Изменить размер шрифта - +

«Пневматолит» – это означало «камень в легких». Неплохая дразнилка, с намеком на детскую привычку ковырять в носу. Оба корня в этом слове были латинские, поэтому Элиот его без труда перевел.

– А тебе бы следовало обновить свои познания о тафономических черепно‑мозговых процессах, – съязвил в ответ Элиот. – Но видимо, в твоем состоянии трудновато ясно мыслить.

Фиона наморщила лоб.

Она была уверена, что сумеет понять эти слова. Тафономический… От слова «тафономия» – наука об образовании окаменелостей. Следовательно, Элиот фактически обозвал ее «каменной башкой». Что ж, он заработал призовые очки.

Но как бы то ни было, «словарные дразнилки» помогли Элиоту и Фионе хоть на пару минут вернуться в прежнюю жизнь, где не было ни богинь с богами, ни падших ангелов – ничего необычнее их самих, периодически пытавшихся позлить друг дружку.

– Отлично, – похвалила брата Фиона и принялась обдумывать новую дразнилку.

Но она не успела произнести ни слова. На них упала тень.

Это была Одри – хладнокровная и готовая командовать, как обычно. Но что‑то изменилось в ее взгляде. Появилось немного нежности? Или просто у нее обветрились веки?

– Пора, – сказала она. – Идемте.

Элиот вскочил на ноги. От волнения у него засосало под ложечкой, но ему ужасно хотелось, чтобы все поскорее закончилось – так или иначе.

Одри протянула руку и поправила воротник его рубашки поло.

Элиота дядя Генри тоже снабдил одеждой: черная рубашка, темно‑синий пиджак‑блейзер, брюки цвета хаки. Все новенькое и превосходно подходящее по размеру. Элиот, до этого носивший только вещи, сшитые Си, чувствовал себя непривычно.

Они пошли по крытой галерее. С одной стороны поднимались стены палаццо дяди Генри с ионическими колоннами и французскими окнами, а с другой под отвесным обрывом пенилось море, над которым парили чайки.

– У нас есть вопросы, – сказал Элиот, посмотрев на Одри. – О семействе, о тебе, о нас.

– Теперь у нас будет достаточно времени для этого, – ответила Одри.

Сенат принял решение в их пользу? Или просто она выработала какую‑то новую тактику ухода от прямого ответа? Одри остановилась и посмотрела на Элиота и Фиону.

– Мне жаль, что вам пришлось пройти через все это. Испытания… – Она отвела взгляд. – И все остальное.

Элиот ни разу не слышал, чтобы она высказывала сожаление о чем‑то. И ему вдруг стало жаль ее. Почему – он сам не мог понять. Ведь это им с Фионой всю жизнь лгали.

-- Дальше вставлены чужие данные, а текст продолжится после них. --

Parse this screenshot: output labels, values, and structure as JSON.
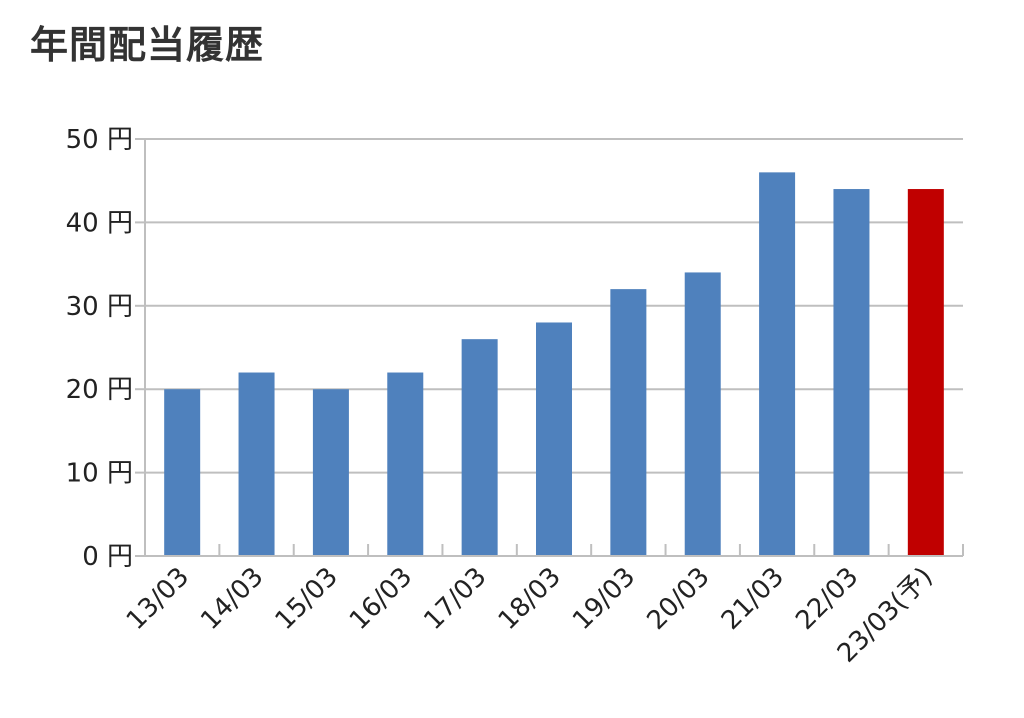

Но Одри… его мать, по‑видимому, тоже страдала.

Он взял ее за руку и сжал.

Мать в ответ сжала его руку.

Фиона вздохнула и тоже взяла Одри за руку.

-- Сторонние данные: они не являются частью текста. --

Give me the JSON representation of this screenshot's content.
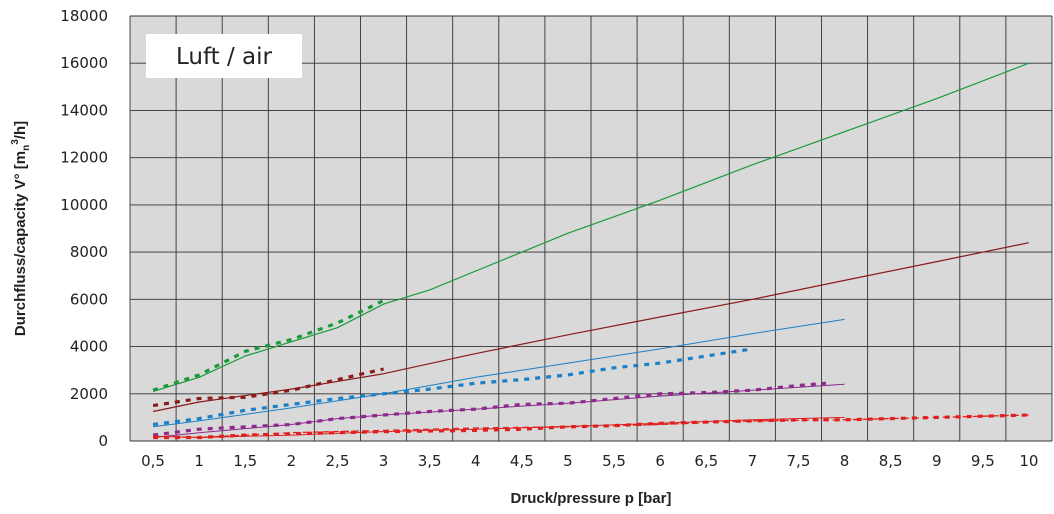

Они шли вместе, пока не добрались до узкого каменного моста, переброшенного на маленький остров. Под мостом бушевало море, из воды торчали острые скалы.

В первый раз Элиоту было очень страшно ступить на этот мост, а сейчас он без раздумий и колебаний пошел вперед и вскоре оказался на темном песке по другую сторону от моста.

Фиона и Одри прошли следом за ним.

Элиот услышал гул множества голосов. Когда они поднялись на холм, он остановился, увидев амфитеатр, в котором находилось не менее двух сотен человек. Все они мгновенно умолкли и посмотрели на него.

Вот тут Элиоту стало страшно.

Здесь собрались не только сенаторы, которые должны были решить их судьбу. Похоже, сюда явилась вся Лига бессмертных.

От их взглядов Элиот почувствовал себя маленьким, неловким, неуверенным, но он овладел собой, выпрямился во весь рост, расправил плечи и посмотрел на всех, кто находился в амфитеатре, так же горделиво, как они смотрели на него. Что ж, пусть судят его, если хотят.